Participatory eye-wash

It was evident from the skewed participation in the workshop – just 36 farmers attended against 96 officials – that the organisers had hardly made efforts to ensure farmers’ participation. Most farmers said they got to know of the workshop from non-profits. Moreover, the timing of the workshop was telling. “We should have been given this training in 2007, when the project was started, not now, when it is on its last legs,” said farmer and Shetkari Sanghatana activist Sanjay Satyekar from Kanhan in Nagpur district. “Clearly, this is being done now because department has to give a report to the World Bank to justify the expenses made under the project.”

In fact, say farmers, the participatory component in MIFA and MWSIP, under which money was required to be spent through the WUAs, has been entirely compromised by officials. “Under the Pench Irrigation Project,” said Satyekar, “some 350 WUAs were to be constituted, out of which 254 were actually constituted. But since then officials have never communicated with the WUAs. Officials took a few WUAs in hand and managed signatures of water users. We never found out how and where the Rs 400 crore spent on the Pench project was spent.”

He said that the department has not replied to any RTI queries on the subject. “I made appeal after appeal on my RTI application for one-and-a-half years, and finally the executive engineer was fined, but I got no information,” said Satyekar.”

Namdeorao Sarote, Armori tehsil (district Gadchiroli) president of the Itiadoh Project Level WUA, said that 55 WUAs have been formed for the 22,854 ha command area of the project, but there is no coordination between officials and the WUAs. The biggest problem, he said, is that procedure for handing over the decision-making process to the WUAs has not been completed in most cases, and they are still dependent on officials for decision-making. “This has caused huge water supply problems and there have been fights between farmers.”

Sahare said that water supply remains as politicalised as ever, with WUAs ignored totally by irrigation officials in nexus with local politicians. “Under MIFA, water associations have the right to decide how much water is to be released, when, and where, but in reality, it is the local MLAs and officials who are taking decisions according to their personal or political advantages.”

Corrupt work, shoddy cover-up

Farmers unanimously complain that the most important work that should have been undertaken in water sector improvement—repairing and restoring old distributaries—has not been done at all.
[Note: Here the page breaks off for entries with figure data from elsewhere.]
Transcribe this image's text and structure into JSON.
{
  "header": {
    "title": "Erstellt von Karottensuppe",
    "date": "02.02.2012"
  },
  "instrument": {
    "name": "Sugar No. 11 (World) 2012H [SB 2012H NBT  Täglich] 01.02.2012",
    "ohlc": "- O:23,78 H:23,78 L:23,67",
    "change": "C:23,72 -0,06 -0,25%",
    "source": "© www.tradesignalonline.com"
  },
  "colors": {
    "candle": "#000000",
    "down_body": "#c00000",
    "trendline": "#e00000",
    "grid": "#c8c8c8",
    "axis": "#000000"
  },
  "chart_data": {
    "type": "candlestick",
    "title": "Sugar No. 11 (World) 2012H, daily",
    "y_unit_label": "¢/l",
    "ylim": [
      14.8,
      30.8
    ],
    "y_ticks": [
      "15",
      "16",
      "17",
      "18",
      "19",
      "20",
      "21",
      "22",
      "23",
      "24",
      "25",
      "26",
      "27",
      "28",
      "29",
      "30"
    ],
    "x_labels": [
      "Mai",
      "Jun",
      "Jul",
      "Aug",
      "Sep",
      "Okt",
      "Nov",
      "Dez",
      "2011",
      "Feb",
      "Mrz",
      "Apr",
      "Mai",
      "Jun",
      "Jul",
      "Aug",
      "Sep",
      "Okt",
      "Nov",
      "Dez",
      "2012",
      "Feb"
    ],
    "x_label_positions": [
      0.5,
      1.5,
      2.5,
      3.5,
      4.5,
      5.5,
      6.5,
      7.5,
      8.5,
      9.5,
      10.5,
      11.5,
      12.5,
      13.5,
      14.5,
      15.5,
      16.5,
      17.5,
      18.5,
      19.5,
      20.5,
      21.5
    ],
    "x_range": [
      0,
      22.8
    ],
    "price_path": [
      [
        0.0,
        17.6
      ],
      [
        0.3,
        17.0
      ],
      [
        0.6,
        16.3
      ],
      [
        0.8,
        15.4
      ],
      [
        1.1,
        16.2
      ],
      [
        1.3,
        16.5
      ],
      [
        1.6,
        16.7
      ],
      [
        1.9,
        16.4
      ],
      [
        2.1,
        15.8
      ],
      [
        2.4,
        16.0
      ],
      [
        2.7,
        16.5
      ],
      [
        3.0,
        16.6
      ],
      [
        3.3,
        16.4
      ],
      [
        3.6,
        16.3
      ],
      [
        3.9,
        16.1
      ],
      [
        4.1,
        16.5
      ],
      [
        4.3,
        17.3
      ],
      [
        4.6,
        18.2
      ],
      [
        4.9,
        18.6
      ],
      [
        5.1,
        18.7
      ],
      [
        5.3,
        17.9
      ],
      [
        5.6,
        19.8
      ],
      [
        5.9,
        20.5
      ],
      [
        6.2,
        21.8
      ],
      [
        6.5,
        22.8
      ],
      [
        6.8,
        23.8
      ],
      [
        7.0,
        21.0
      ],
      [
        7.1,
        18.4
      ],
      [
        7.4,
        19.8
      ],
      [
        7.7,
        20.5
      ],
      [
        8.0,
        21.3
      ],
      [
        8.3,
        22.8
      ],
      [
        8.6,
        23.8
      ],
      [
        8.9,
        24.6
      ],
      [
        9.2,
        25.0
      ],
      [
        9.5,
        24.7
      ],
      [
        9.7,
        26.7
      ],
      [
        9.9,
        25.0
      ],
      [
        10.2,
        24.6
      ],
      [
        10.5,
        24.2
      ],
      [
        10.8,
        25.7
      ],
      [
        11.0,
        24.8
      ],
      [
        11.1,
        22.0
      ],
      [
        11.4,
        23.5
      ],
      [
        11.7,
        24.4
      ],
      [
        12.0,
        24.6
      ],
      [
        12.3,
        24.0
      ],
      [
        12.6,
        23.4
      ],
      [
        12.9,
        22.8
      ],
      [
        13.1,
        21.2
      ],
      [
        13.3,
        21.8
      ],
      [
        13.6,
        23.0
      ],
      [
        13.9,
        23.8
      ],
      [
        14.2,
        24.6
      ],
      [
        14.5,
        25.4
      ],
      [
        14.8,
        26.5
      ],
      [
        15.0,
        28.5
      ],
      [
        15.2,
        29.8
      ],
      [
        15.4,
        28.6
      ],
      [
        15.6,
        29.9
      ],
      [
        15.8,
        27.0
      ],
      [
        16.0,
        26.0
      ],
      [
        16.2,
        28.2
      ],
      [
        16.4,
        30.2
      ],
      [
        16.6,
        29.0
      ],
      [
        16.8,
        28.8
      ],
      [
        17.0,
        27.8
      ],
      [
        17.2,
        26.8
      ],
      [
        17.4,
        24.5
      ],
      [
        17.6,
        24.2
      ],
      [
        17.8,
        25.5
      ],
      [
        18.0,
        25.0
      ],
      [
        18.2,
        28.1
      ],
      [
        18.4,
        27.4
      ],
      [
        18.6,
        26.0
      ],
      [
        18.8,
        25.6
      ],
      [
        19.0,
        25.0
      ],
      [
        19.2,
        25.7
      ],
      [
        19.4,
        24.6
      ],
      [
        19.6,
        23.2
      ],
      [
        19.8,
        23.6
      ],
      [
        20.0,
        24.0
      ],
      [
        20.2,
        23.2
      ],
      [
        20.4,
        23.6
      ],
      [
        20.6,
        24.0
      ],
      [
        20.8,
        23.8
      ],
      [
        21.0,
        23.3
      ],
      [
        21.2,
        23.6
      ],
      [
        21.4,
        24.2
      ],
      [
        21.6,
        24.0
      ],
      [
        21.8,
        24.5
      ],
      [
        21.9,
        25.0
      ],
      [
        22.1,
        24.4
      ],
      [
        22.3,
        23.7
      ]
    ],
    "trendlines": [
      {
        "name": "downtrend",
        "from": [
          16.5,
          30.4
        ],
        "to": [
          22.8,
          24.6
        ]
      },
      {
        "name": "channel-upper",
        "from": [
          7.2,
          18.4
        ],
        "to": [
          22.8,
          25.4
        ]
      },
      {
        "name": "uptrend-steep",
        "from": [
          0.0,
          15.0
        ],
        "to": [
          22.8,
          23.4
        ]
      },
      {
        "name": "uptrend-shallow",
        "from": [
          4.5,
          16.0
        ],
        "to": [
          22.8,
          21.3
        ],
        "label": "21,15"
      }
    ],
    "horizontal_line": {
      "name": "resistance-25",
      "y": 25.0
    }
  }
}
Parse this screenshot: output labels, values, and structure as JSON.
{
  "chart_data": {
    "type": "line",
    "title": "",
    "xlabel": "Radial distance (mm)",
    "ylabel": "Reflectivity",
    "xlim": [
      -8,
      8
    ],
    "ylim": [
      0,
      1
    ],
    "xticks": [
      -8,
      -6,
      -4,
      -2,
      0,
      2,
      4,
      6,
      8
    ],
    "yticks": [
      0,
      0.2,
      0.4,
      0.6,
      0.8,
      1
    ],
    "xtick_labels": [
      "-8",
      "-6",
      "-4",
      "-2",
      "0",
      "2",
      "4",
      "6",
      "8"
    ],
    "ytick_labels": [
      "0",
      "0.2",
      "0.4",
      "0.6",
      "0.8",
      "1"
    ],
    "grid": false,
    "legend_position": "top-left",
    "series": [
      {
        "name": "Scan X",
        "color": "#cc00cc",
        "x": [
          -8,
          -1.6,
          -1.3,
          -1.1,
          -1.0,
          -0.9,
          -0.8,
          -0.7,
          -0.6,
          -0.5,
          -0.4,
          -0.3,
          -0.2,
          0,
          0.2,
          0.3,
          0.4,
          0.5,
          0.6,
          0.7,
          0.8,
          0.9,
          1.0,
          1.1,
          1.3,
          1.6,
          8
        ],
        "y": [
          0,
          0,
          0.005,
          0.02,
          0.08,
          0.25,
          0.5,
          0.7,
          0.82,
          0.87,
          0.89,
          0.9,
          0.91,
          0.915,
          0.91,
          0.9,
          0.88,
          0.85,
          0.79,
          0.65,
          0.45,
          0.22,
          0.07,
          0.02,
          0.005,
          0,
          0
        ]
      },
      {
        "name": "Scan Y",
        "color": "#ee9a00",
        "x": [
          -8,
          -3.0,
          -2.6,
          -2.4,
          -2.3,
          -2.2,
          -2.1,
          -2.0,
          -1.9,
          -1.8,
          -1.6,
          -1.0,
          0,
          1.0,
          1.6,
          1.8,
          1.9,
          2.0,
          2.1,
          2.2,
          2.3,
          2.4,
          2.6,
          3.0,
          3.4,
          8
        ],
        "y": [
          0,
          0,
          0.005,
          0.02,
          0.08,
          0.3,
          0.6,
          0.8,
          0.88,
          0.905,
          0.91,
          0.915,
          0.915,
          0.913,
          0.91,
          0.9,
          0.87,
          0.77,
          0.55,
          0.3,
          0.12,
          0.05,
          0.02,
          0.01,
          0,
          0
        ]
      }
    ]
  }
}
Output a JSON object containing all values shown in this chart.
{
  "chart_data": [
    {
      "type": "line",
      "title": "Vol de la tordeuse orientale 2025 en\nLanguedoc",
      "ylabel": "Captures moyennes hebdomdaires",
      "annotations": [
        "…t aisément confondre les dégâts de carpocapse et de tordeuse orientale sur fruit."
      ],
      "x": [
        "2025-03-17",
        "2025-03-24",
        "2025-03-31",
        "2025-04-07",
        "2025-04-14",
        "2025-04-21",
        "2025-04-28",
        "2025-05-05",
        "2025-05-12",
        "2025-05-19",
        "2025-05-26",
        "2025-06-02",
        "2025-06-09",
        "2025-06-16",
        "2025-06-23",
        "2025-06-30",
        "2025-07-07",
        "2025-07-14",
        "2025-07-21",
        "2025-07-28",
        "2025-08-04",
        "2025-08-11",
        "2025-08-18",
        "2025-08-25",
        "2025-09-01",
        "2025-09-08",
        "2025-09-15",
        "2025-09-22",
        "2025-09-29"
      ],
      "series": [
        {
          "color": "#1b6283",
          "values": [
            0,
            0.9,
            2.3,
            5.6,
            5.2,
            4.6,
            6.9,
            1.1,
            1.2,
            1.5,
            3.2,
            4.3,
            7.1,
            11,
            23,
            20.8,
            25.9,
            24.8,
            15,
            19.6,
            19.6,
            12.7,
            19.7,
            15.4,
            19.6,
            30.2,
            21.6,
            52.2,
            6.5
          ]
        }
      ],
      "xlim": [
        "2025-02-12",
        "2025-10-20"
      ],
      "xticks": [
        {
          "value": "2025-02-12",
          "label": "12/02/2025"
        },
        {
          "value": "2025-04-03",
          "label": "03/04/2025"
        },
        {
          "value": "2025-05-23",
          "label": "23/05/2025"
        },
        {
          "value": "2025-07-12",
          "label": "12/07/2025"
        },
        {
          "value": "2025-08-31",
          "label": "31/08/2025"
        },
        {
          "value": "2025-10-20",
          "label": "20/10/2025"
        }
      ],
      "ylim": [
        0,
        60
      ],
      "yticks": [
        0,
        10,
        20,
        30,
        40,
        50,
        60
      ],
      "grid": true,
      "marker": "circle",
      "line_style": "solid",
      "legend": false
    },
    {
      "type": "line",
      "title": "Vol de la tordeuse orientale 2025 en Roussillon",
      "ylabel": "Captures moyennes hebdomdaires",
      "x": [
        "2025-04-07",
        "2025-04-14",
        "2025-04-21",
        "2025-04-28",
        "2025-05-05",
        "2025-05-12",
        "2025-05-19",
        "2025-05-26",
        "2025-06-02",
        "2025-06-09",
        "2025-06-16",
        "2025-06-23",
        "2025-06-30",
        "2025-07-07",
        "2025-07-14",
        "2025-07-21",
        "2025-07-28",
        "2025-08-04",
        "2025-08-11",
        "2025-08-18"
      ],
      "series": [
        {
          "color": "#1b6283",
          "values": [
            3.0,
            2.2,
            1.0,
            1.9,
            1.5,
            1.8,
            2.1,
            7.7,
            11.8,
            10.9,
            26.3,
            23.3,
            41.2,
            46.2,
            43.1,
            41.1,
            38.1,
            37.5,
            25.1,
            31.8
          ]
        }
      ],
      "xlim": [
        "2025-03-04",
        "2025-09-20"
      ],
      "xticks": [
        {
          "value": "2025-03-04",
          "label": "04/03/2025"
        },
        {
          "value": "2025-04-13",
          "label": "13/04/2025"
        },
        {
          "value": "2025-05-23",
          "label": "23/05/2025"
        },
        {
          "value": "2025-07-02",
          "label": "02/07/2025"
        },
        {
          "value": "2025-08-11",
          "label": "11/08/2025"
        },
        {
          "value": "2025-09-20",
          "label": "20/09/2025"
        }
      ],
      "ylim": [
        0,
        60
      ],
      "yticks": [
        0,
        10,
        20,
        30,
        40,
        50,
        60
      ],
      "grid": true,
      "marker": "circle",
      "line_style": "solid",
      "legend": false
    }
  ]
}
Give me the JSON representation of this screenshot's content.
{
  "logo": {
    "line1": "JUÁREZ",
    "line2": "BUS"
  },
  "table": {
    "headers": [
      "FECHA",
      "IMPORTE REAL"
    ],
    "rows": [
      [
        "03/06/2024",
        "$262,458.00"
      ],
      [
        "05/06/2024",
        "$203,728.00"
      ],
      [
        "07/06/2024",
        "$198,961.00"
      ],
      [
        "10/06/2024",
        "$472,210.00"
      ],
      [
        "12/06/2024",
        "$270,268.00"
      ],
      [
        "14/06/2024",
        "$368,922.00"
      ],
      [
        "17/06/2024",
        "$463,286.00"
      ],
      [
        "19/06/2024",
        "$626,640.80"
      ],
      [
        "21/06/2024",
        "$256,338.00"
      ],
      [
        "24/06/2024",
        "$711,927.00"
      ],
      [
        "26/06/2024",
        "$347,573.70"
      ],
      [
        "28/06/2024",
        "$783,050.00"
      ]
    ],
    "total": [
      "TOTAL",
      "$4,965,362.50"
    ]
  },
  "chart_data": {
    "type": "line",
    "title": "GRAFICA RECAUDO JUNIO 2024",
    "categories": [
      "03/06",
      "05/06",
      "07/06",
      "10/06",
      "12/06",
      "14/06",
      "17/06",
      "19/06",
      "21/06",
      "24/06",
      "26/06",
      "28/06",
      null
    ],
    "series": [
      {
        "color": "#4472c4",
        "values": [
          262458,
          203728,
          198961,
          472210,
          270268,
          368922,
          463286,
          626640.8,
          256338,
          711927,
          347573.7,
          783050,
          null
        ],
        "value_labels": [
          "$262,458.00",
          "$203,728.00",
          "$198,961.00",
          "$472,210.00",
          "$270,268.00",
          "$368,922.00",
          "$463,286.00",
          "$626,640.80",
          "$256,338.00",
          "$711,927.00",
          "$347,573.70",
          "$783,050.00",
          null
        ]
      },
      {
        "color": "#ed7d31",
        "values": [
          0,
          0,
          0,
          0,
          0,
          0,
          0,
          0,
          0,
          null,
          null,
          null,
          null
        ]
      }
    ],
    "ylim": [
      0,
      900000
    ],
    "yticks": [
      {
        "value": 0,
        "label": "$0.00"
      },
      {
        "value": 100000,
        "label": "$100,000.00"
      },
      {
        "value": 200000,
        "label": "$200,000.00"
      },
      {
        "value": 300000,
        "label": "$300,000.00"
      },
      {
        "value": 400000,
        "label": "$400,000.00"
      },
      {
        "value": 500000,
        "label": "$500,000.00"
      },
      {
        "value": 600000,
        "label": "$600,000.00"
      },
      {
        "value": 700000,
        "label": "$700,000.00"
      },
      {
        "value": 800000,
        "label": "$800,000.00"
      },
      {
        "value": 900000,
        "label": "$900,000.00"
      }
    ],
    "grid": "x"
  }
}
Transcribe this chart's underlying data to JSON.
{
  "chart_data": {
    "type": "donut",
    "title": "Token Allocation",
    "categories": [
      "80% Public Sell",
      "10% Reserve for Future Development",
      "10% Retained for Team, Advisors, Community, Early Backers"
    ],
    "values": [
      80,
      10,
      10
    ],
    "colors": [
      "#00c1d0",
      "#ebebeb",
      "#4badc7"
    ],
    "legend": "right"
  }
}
Said Sarote, “Water supply from the Itiadoh project started in 1973-74, and distributaries (fine dug channels to supply water to individual farms) dug in 1974-75 have now fallen in disrepair. The result is that more water has to be released to irrigate all the land required.” He said that as much as one-fourth to half the water released in being wasted in this manner. “A total of 87 crore have been spent on the Itiadoh project, out of which Rs 7.54 crore is supposed to have been spent on distributaries, but there isn’t a single functioning distributary.”

“In our area, this excess water often floods people’s farms, causing crop damage,” said Satyekar.

Farmer Dharmaraj Akade, president of village Korabmi Tola distributary-level WUA in Gadchiroli, said that work on siphons, outlets, lining and other repairs under MWSIP are of very inferior quality. “Immediately after repairs in 2011, when the water supply started, a siphon broke, and officials had to use 50 m long plastic sheets to cover up the flaw.” He said that when farmers protested against this corruption, officials issued a letter sacking the office-bearers of the WUA, based on a supposed complaint by some farmers.

Time needed, say officials

Asked to comment on the situation, K E Warambhe, project officer of the Irrigation Department’s Water and Land Management Pilot Project, under which work was done, said, “Time is needed to get everything in place. Farmers do not understand that, and expect immediate results.” He said at least 10 more years will be needed before WUAs get fully functional.

Farmers hotly refute this. “The project was supposed to end in 2012, and the one-year extension period also ends this year,” said Satyekar, “Ninety per cent of the project money has also been spent. What do officials hope to achieve with time?”